Si elle est adoptée, la nouvelle circulaire remplacera la circulaire n° 01/2024/TT-BGDĐT de 2024 du ministre de l'Éducation et de la Formation réglementant les normes nationales pour les établissements d'enseignement supérieur.
Selon le ministère de l'Éducation et de la Formation, l'élaboration de la circulaire vise à mettre en œuvre les dispositions de la loi sur l'enseignement supérieur de 2025, tout en continuant à innover les méthodes de gestion de l'État de l'enseignement supérieur dans le sens du renforcement de l'autonomie, de la transparence et de la responsabilité.
Le ministère estime que le point essentiel est de passer d'une approche de gestion basée principalement sur le contrôle des conditions d'entrée et du processus de mise en œuvre à la supervision de la qualité, de l'efficacité opérationnelle et des résultats des établissements d'enseignement supérieur. Grâce à cela, les écoles prennent l'initiative d'améliorer la qualité, de s'améliorer et de promouvoir pleinement l'autonomie liée à la responsabilité devant les apprenants et la société.
Le projet comprend 19 critères sur 6 normes concernant: l'organisation et la gouvernance; les conférenciers; les installations; les finances; les admissions et la formation; la science, la technologie et l'innovation.
Par rapport à la circulaire 01 de 2024, la plupart des critères sont maintenus. Par exemple, en ce qui concerne le corps professoral, le ratio étudiant/professeur à temps plein doit être de 40 ans ou moins; le ratio de professeurs permanents doit représenter au moins 70% du nombre total.
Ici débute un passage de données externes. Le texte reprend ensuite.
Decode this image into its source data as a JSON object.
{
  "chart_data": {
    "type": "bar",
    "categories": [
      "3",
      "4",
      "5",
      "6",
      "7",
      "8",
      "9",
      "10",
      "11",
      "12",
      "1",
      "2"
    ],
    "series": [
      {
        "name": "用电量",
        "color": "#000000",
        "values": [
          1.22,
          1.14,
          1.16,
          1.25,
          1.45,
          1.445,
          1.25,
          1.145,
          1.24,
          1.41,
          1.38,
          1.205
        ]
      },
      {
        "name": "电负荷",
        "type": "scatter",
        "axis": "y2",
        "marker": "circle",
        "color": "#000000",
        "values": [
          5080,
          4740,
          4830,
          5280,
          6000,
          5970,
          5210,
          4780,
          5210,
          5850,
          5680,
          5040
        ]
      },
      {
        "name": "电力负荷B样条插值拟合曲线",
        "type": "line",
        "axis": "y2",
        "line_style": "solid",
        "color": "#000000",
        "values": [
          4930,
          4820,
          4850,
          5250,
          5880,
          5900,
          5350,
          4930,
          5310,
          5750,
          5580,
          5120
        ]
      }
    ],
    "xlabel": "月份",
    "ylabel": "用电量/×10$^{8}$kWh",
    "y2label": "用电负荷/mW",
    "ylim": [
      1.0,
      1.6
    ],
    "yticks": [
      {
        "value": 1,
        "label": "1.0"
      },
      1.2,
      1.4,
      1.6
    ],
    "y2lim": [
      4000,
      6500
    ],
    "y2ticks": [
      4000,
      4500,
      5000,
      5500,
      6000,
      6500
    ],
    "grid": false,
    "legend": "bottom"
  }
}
Le groupe de professeurs titulaires d'un doctorat doit atteindre 20 à 40% ou plus, et à partir de 2030, 50%.
En matière d'admission et de formation, le ministère de l'Éducation et de la Formation exige que le taux d'inscription par rapport à l'objectif ne soit pas inférieur à 50%; que l'échelle de la formation ne diminue pas de plus de 30% au cours des trois dernières années.
Le taux d'abandon scolaire annuel n'est pas supérieur à 10%, en particulier la première année ne dépassant pas 15%. Les étudiants diplômés à temps sont de 40% ou plus, le taux d'emploi correspondant à leur spécialisation au cours des 12 mois suivant l'obtention du diplôme n'est pas inférieur à 70%. Les conférenciers doivent être satisfaits par au moins 70% des étudiants.

La différence réside dans les critères liés à la transformation numérique. Outre les exigences en matière d'installations matérielles traditionnelles, le projet ajoute et clarifie les indicateurs des systèmes d'apprentissage numérique, des données d'apprentissage numériques, des ressources d'accès ouvert et du niveau d'exploitation et d'utilisation des apprenants et des conférenciers.
Par exemple, le pourcentage d'enseignants et d'apprenants ayant un compte d'accès valide est de 100% et au moins 90% des apprenants ont des activités d'apprentissage sur le système d'apprentissage numérique au cours de l'année scolaire.
Le ministère estime que l'intégration des critères relatifs aux systèmes d'apprentissage numérique, aux données d'apprentissage numériques et à l'infrastructure de données dans l'ensemble des normes minimales créera une motivation pour les établissements d'enseignement supérieur à accroître les investissements technologiques, à développer un environnement d'apprentissage flexible, à élargir les opportunités d'apprentissage tout au long de la vie et à améliorer l'expérience d'apprentissage des apprenants dans le contexte de la transformation numérique.
En outre, l'organisme de rédaction propose un certain nombre d'indicateurs spécifiques pour les écoles formant dans les domaines du droit et de la santé, principalement liés à la pratique des étudiants.